Sprains and Strains: What They Are, How They Heal, and What You Should Do
The Difference Between a Sprain and a Strain
These terms are often used interchangeably, but they refer to injuries to different structures:

Sprain: A stretch or tear of a ligament — the fibrous tissue that connects bone to bone and stabilizes joints. Sprains most commonly affect the ankle (lateral ligament complex), knee (MCL, ACL), wrist, and thumb.
Strain: A stretch or tear of a muscle or tendon — the tissue connecting muscle to bone. Strains most commonly affect the hamstring, calf, quadriceps, lower back, and rotator cuff.
Both are classified by severity:
| Grade | Tissue Damage | Symptoms |
|---|---|---|
| Grade I | Microscopic tears, structure intact | Mild pain, minimal swelling, full strength |
| Grade II | Partial tear | Moderate pain, swelling, bruising, reduced strength |
| Grade III | Complete rupture | Severe pain (or paradoxically little pain), significant swelling, instability, significant strength loss |
The Hamstring Strain: The Most Common Muscle Strain
Hamstring strains — particularly grade II tears of the biceps femoris at the musculotendinous junction — are the most common muscle injury in running, football, and soccer. They are notorious for re-injury: athletes who return to sport before adequate healing and strength is restored re-tear at alarmingly high rates.
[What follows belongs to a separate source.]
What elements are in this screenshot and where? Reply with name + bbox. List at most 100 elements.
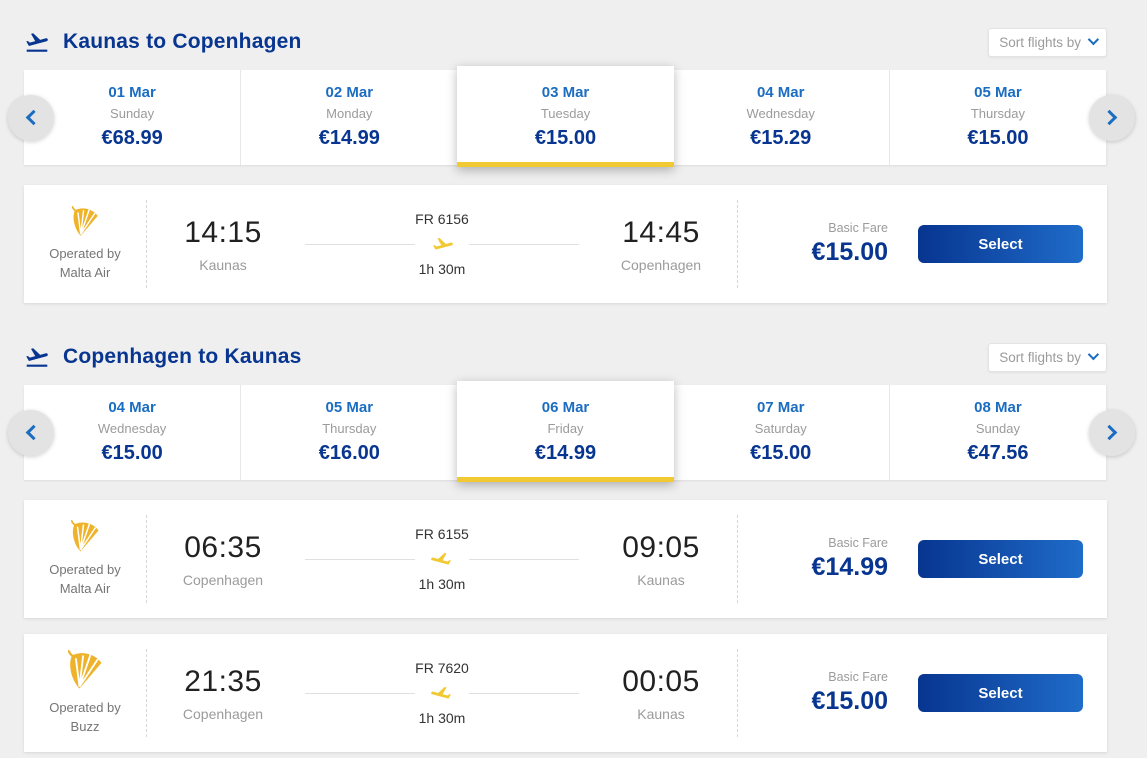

Treatments at Wellness Place
Physiotherapy
Acute phase (Days 1–5):
Following the PEACE & LOVE framework:
– Protect from further harm; offload as needed
– Elevate the limb
– Compression to limit excessive swelling
– Early, pain-free range of motion — movement promotes healing, prevents stiffening, and maintains proprioception
Rehabilitation phase (Weeks 1–8 depending on grade):
– Progressive strengthening: For ankle sprains, calf and peroneals; for hamstring strains, eccentric hamstring loading (Nordic curls)
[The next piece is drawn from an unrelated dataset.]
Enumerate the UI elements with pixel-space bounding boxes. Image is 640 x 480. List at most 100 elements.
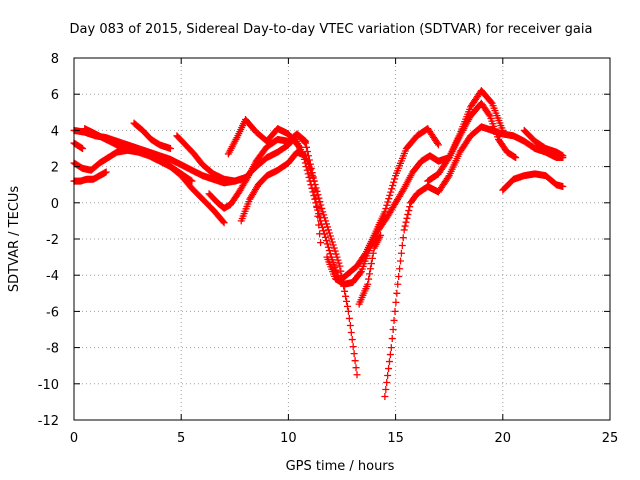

– Proprioception and balance training: Single-leg balance, unstable surface training — restoring the joint’s positional awareness is critical and is the most commonly missed element of sprain rehabilitation
– Manual therapy: Joint mobilization to restore range of motion and reduce pain
– Sports-specific movement retraining: Return to cutting, jumping, and sport-specific demands before full clearance
Grade III injuries may require surgical consultation (ACL rupture, complete Achilles tear, significant ligament instability) — your physiotherapist will identify when referral is appropriate.
Acupuncture
Acupuncture plays a useful role in sprain and strain recovery by reducing acute pain and swelling, and addressing the muscular spasm and guarding that inhibit early rehabilitation. It also promotes local circulation and tissue repair — complementing the early loading approach and helping patients engage more comfortably with movement-based rehab from the outset.
Common Mistakes That Slow Recovery
- Resting completely for too long — immobility causes muscle weakness and joint stiffening
- Returning to sport too early — before strength and proprioception are restored; the leading cause of re-injury
- Skipping proprioception training — pain-free movement is not the same as restored stability
- Using anti-inflammatories for weeks — blunts the biological repair process
Frequently Asked Questions
How long does a sprained ankle take to heal?
Grade I: 1–2 weeks. Grade II: 3–6 weeks. Grade III: 6–12 weeks or longer. The key determinant of a good outcome is not just time, but whether proprioception and strength rehabilitation was completed — without it, chronic instability is very common.
I’ve sprained this ankle before — is it weaker now?
Repeated sprains typically indicate that the proprioceptive control of the joint was never fully restored after the first injury. Targeted rehabilitation to restore joint position sense and peroneals strength can significantly reduce recurrence, even in people with a long history of ankle sprains.
For patient education only. Not medical advice.